1. Stormwater wetlands

Stormwater wetlands are basins that contain water, soil or sand, and several select wetland plants. They’re designed to hold onto stormwater as it falls and then release it into the surrounding environmentally at a more controlled pace.

This helps slow down or prevent peak flows that could more quickly overwhelm the ground and make flooding worse. It also offers a more attractive solution than concrete and helps boost water quality by making it easier to remove pollutants from the runoff.

2. Bioswales and rain gardens

Bioswales and rain gardens also help slow the rate of stormwater runoff, but instead of wetland plants, they consist of other flood-tolerant plants. The soil that supports them creates an effective filter to help separate pollutants as the water infiltrates it.

The use of vegetation helps improve air quality in addition to the aesthetic appeal of residential and business parking lots, sidewalks, and roads. If necessary, they may also be fitted with hidden underdrains, especially in areas where soil offers lower-than-usual infiltration.

3. Green roofs

The ground isn’t the only area where accumulated stormwater is a problem. Many buildings can also take advantage of green roofs that lay at flat or slightly sloping angles and that utilize flood-resistant vegetation, filter membranes, thermal insulation, and more.

Most roofs can be converted into green roofs according to their specific weight capacities. On average, they can capture up to 70% of stormwater that falls on the roof, according to a University of Toronto study.

4. Permeable pavers

Because you need to be able to drive on your property, use permeable paving instead of impervious cover like asphalt or concrete. Permeable pavers are far better at stormwater management because water can infiltrate their surfaces through open cells, or pores, instead accumulating or quickly turning into runoff.

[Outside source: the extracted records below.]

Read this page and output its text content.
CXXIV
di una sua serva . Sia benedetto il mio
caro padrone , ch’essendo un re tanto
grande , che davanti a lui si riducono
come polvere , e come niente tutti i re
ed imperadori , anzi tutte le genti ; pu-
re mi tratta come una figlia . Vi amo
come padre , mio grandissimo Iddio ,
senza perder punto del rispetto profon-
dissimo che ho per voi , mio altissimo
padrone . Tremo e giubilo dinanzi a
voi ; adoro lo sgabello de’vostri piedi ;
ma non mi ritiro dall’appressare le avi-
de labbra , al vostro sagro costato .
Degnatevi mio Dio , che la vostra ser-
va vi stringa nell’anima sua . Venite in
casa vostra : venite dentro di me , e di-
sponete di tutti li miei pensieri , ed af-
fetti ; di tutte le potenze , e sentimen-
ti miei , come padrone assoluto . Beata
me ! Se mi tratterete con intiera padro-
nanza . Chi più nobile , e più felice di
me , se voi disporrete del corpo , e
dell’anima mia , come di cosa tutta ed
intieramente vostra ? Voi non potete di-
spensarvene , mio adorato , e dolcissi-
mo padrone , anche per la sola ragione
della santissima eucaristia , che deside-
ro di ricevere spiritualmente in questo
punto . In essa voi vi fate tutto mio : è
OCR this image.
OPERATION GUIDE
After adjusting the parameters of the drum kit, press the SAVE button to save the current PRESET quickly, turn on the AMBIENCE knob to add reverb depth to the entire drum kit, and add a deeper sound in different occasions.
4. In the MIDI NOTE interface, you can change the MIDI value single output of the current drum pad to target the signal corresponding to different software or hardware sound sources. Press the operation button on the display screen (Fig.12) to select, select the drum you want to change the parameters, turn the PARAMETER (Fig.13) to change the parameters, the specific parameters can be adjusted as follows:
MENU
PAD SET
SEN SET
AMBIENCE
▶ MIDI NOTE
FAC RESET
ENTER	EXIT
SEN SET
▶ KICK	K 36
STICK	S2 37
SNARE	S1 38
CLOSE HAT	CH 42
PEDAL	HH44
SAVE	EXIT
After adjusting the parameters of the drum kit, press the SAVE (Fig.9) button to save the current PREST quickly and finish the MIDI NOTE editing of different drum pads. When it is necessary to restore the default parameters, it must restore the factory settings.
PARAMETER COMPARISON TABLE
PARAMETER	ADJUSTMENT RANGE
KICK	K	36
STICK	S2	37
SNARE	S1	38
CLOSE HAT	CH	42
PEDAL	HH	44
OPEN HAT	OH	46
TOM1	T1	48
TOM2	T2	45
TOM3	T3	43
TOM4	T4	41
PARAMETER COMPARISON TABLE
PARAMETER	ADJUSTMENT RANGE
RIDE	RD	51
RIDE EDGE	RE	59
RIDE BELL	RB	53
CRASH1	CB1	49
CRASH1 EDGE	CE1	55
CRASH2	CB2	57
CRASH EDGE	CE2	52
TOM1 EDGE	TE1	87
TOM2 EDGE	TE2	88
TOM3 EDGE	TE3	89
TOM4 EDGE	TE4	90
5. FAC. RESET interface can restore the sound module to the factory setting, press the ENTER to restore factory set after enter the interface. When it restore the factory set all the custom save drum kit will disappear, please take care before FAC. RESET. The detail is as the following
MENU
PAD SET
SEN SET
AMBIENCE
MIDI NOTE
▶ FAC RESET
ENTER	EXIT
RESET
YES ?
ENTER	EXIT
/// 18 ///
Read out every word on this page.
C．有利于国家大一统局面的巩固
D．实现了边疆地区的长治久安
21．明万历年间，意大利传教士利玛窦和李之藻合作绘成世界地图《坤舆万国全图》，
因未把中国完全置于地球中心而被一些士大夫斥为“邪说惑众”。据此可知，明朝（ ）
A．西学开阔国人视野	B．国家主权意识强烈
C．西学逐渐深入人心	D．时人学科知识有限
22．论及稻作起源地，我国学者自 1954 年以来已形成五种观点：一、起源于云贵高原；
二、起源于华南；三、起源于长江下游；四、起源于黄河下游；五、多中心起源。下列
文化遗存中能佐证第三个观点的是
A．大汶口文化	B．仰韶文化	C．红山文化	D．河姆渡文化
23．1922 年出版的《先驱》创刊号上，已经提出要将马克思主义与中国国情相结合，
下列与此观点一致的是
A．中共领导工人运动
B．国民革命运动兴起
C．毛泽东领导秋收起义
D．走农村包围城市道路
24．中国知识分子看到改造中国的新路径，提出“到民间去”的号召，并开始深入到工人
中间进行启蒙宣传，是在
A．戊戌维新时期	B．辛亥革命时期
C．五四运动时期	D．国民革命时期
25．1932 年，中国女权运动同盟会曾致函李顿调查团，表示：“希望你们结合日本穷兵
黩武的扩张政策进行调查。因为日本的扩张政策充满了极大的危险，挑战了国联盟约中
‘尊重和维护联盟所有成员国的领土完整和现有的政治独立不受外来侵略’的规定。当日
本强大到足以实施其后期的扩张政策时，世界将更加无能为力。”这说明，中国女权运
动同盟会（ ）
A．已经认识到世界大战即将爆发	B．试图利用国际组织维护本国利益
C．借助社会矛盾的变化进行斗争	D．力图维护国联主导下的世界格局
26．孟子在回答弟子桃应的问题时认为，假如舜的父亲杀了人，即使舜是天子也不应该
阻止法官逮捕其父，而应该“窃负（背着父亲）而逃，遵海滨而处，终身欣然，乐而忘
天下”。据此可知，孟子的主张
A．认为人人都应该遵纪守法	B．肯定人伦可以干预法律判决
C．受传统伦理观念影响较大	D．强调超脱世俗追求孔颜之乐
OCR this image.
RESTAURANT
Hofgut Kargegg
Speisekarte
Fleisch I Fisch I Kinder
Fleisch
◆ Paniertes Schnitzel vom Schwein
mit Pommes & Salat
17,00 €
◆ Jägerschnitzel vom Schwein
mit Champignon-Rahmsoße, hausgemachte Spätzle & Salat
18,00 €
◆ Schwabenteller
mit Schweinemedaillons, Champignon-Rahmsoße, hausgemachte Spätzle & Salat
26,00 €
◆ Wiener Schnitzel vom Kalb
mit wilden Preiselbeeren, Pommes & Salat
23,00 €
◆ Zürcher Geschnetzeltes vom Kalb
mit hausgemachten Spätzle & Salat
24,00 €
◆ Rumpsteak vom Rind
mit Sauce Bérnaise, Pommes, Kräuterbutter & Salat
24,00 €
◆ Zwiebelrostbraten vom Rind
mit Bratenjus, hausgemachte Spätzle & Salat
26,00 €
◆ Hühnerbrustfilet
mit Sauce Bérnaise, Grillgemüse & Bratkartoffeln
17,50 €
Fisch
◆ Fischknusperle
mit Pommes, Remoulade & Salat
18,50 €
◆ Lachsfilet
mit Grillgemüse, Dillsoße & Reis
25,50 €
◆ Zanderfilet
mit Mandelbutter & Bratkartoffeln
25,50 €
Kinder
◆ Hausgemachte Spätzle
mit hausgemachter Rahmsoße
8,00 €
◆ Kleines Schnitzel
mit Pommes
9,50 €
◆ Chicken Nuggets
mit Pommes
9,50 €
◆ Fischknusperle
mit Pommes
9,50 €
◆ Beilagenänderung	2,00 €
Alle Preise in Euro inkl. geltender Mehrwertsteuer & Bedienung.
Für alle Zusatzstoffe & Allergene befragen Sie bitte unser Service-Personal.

Permeable pavers come in several styles, including interlocking bricks, porous asphalt, plastic grids, and more. The materials are often combined with green recycled materials, such as plastics, to make them durable as well as porous.

Permeable Pavers

As storms and flood risks increase, more properties will benefit from finding greener flood-proofing solutions that don’t put a greater strain on existing drainage systems. Using one or a combination of these solutions will not only flood-proof your property, but will also reduce the risks of flood damage to the homes and businesses around you.